A quoi certains objecteront : cela ne résoudrait pas les questions nationales dans l’ex-Yougoslavie et plus généralement dans les Balkans. Sans doute. Même si elles prennent quelque distance, en Serbie vis à vis de Milosevic, en Croatie vis à vis de Trudjman, ailleurs vis à vis des gouvernements en place, les organisations existantes dans les pays de l’ex-Yougoslavie, sont des organisations pro-bourgeoises, le plus souvent chauvines, ne menant pas vraiment la lutte contre les gouvernements au pouvoir. L’exemple de la Serbie est à cet égard illustratif. Le “Mouvement du renouveau serbe” de Vuk Drakovic est aussi “grand serbe” et réactionnaire que le pseudo “Parti socialiste” de Milosevic. Il domine et contrôle le “Mouvement démocratique serbe”. Tout ce qu’il peut rechercher c’est un “compromis” avec l’impérialisme, et bien sûr principalement l’impérialisme américain, qui laisserait entières les questions nationales, s’il ne les aggravait pas et qui maintiendrait l’exploitation et l’oppression sur les masses ouvrières et paysannes. Or, la solution des problèmes nationaux est indissolublement liée à la fin de l’oppression politique des masses, de leur exploitation économique et à la marche à leur libération sociale. Les directions étudiantes ont des directions petites bourgeoises incapables d’ouvrir une issue au peuple serbe et aux autres peuples de l’ex-Yougoslavie. Elles lorgnent également du côté des puissances impérialistes. Mais en cas de retrait des troupes impérialistes, camouflées sous les casques bleus, les masses de ces pays, même si c’est avec des errements, seraient mieux en situation de prendre conscience que pour elles aussi l’union nationale est une mystification et que pour régler les problèmes nationaux, il leur faut abattre les cliques dirigeantes et les couches sociales pro-bourgeoises et bourgeoises de leurs propres pays.

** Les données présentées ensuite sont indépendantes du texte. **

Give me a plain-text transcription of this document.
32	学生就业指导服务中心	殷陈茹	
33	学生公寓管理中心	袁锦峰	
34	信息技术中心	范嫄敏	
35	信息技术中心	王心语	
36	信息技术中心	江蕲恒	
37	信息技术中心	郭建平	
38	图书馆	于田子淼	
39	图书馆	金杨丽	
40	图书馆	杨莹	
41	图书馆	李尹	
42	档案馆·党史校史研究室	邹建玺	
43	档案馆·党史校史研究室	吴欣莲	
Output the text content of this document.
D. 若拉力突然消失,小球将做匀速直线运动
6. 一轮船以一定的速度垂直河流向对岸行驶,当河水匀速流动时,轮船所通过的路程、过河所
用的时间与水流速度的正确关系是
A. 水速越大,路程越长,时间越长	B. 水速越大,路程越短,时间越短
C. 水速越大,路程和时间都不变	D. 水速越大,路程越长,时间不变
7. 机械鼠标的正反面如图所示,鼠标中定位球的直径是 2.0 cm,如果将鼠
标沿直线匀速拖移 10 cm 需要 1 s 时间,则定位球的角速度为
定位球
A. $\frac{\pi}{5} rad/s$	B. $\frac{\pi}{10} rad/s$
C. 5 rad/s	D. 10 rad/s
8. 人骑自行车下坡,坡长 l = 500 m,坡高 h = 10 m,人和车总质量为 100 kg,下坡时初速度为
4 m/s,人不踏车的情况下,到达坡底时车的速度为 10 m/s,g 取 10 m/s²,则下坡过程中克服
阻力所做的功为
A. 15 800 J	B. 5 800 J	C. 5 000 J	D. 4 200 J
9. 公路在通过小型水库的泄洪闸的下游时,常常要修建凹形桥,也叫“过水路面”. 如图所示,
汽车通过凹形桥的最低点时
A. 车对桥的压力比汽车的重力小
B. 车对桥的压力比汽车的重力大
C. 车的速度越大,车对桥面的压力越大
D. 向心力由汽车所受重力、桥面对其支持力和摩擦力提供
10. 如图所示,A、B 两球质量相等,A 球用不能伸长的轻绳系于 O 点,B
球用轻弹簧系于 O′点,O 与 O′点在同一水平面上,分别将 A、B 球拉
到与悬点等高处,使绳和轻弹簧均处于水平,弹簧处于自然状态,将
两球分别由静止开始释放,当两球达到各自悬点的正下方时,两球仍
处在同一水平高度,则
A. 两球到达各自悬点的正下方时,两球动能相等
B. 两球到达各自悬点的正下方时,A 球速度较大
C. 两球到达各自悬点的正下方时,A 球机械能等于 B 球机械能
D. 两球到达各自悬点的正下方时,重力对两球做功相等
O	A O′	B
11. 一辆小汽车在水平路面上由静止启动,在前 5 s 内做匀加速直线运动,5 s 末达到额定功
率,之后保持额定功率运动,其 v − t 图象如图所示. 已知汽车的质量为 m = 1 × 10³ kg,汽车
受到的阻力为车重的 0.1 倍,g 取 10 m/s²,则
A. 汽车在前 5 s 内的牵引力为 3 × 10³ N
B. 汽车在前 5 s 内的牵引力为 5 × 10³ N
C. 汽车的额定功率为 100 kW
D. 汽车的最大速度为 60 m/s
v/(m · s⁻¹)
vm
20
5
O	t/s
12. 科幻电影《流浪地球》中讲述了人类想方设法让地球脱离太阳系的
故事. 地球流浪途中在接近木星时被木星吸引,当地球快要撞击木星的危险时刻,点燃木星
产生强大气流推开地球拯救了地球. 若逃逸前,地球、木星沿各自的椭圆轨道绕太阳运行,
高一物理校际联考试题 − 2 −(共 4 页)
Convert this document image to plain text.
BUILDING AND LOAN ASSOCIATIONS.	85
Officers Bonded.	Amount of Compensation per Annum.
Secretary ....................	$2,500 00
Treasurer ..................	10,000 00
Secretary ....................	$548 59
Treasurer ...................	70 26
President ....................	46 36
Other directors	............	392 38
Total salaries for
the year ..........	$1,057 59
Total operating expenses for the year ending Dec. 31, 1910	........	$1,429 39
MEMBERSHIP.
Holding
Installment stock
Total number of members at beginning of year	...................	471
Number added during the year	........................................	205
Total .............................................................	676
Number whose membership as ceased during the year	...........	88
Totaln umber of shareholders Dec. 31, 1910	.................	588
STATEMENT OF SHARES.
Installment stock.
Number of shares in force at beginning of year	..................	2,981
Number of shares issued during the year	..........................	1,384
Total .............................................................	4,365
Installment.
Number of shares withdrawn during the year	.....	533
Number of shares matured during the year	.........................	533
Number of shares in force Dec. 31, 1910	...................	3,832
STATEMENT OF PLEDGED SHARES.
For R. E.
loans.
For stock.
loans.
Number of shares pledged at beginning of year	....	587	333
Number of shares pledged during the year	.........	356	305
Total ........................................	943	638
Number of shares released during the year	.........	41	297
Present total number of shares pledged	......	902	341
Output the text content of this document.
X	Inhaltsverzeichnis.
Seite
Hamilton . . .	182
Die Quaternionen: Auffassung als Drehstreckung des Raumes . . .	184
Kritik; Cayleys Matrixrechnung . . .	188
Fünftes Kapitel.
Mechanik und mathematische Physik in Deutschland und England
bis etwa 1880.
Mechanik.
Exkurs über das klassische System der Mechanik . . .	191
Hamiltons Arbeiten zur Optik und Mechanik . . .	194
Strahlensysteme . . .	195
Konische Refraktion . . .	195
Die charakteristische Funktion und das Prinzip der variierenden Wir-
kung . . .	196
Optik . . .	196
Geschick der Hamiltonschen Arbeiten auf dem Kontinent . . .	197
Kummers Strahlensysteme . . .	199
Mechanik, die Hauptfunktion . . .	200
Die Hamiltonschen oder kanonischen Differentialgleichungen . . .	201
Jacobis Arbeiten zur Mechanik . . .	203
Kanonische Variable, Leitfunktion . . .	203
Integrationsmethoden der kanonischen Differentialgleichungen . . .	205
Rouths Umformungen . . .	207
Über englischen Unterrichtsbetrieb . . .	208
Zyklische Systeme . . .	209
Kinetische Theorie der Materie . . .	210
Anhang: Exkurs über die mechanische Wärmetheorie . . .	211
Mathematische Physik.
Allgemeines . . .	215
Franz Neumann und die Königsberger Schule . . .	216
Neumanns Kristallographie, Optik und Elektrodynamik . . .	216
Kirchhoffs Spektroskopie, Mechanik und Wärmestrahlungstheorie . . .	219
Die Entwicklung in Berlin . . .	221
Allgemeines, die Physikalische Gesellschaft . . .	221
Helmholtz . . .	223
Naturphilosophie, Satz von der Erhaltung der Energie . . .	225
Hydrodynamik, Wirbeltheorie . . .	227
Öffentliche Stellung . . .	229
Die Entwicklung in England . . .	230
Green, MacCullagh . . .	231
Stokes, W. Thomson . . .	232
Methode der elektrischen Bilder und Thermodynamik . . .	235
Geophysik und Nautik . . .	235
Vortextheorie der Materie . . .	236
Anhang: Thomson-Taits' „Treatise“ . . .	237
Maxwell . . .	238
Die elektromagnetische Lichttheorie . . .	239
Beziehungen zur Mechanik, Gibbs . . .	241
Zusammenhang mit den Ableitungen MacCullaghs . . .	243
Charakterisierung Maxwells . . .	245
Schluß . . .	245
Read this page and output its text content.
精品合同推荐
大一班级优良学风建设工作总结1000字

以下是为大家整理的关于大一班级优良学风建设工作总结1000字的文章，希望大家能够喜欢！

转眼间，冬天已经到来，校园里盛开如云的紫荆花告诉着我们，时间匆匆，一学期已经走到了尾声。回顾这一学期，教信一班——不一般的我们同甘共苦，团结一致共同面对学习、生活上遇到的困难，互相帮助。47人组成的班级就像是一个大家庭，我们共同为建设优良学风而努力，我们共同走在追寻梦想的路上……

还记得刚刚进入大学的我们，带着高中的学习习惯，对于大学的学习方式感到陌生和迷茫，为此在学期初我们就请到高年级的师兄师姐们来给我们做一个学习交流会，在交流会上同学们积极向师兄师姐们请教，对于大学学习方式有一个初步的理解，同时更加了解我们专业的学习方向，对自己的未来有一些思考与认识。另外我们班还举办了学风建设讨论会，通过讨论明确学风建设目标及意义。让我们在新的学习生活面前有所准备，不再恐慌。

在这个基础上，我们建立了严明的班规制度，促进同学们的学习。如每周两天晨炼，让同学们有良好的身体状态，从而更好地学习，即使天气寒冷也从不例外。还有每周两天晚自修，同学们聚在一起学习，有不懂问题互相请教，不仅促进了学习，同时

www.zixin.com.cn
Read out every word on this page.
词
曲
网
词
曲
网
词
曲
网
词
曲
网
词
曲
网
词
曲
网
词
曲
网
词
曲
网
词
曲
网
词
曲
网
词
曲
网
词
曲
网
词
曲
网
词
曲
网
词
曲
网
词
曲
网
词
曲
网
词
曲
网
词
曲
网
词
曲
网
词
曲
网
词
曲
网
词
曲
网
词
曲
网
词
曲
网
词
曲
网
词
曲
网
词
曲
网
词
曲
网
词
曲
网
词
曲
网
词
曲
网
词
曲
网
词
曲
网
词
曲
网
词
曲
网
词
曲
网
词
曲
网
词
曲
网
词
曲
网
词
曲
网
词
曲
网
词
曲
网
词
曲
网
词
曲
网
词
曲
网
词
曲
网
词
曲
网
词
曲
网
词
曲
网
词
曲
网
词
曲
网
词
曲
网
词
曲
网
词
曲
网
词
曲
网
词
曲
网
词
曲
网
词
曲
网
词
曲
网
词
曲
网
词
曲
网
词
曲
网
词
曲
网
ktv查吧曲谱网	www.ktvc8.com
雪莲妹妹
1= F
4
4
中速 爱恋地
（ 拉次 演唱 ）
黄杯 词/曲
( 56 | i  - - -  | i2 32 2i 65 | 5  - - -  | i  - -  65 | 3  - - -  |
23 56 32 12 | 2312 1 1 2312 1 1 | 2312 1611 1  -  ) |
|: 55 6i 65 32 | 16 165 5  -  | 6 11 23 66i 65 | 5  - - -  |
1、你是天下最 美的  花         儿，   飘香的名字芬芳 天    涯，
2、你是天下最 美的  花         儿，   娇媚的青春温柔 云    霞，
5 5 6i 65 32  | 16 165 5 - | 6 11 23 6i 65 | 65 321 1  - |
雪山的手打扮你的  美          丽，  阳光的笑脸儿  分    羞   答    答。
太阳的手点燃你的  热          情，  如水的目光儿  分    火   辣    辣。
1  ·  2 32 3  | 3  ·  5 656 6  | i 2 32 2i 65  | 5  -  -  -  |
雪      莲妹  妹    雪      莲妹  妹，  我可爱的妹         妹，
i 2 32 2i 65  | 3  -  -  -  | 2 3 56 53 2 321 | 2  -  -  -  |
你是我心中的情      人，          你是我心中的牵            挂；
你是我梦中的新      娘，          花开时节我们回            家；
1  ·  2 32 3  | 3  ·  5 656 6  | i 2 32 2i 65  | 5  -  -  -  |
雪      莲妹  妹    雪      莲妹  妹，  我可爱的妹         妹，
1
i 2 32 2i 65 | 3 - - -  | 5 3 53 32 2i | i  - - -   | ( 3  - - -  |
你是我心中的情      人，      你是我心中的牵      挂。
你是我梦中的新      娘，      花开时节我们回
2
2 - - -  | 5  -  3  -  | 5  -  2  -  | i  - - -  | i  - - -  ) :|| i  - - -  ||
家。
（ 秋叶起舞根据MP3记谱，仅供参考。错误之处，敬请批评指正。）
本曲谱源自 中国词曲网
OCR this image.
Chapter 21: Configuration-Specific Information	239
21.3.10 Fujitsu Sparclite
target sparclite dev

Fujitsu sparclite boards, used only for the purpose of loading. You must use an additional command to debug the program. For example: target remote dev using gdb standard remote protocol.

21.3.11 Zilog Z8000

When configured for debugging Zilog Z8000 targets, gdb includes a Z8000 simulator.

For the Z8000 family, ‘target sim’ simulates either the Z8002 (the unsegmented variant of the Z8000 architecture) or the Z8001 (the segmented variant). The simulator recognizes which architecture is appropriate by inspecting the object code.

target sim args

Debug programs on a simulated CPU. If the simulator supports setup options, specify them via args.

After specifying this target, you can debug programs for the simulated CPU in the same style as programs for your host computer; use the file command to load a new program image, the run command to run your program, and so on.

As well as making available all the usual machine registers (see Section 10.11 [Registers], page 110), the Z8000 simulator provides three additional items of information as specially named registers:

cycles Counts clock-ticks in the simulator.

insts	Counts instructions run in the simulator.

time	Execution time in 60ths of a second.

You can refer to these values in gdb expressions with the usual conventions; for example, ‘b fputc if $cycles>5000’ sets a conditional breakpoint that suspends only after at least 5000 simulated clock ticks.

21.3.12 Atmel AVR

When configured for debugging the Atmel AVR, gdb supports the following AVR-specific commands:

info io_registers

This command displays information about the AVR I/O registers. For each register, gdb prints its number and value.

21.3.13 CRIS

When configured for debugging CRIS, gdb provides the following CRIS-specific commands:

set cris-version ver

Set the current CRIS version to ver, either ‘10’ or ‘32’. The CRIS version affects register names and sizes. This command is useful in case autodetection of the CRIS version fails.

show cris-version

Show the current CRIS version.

Dans les pays de l’ex-Yougoslavie, comme dans l’ensemble des pays des Balkans, comme dans l’ensemble des pays de l’Est de l’Europe, les questions nationales ne peuvent trouver de solution positive pour les masses, que si sont chassées du pouvoir et de la vie économiques, les fractions des bureaucraties hier dépendantes et au service du Kremlin, aujourd’hui des puissances impérialistes. Seuls des gouvernements ouvriers et paysans portés au pouvoir par le prolétariat et les masses exploitées ouvrant la voie des Etats Unis Socialistes balkaniques et, au-delà, des Etats Unis Socialistes d’Europe, seraient en mesure de résoudre les questions nationales. Dans l’ex-Yougoslavie, comme dans les Balkans, les pays de l’Europe de l’Est, comme ailleurs, en fin de compte, la construction de Partis Ouvriers Révolutionnaires est la tâche la plus impérieuse, car sans un tel parti il ne peut exister d’authentiques gouvernements ouvriers et paysans.


Il n’en demeure pas moins que dans les pays impérialistes et en premier lieu pour nous en France, agir pour que les organisations ouvrières (partis et syndicats) exigent le retrait des forces militaires engagées dans l’ex-Yougoslavie, la fin de l’intervention française, quelles que soient ses formes, y compris celle de “l’aide humanitaire”, est la plus précieuse des aides qui peuvent être apportées aux peuples de l’ex-Yougoslavie pour qu’ils soient en mesure de résoudre les questions nationales. Tout autre attitude revient à soutenir les manigances des puissances impérialistes et à porter la responsabilité de leurs conséquences.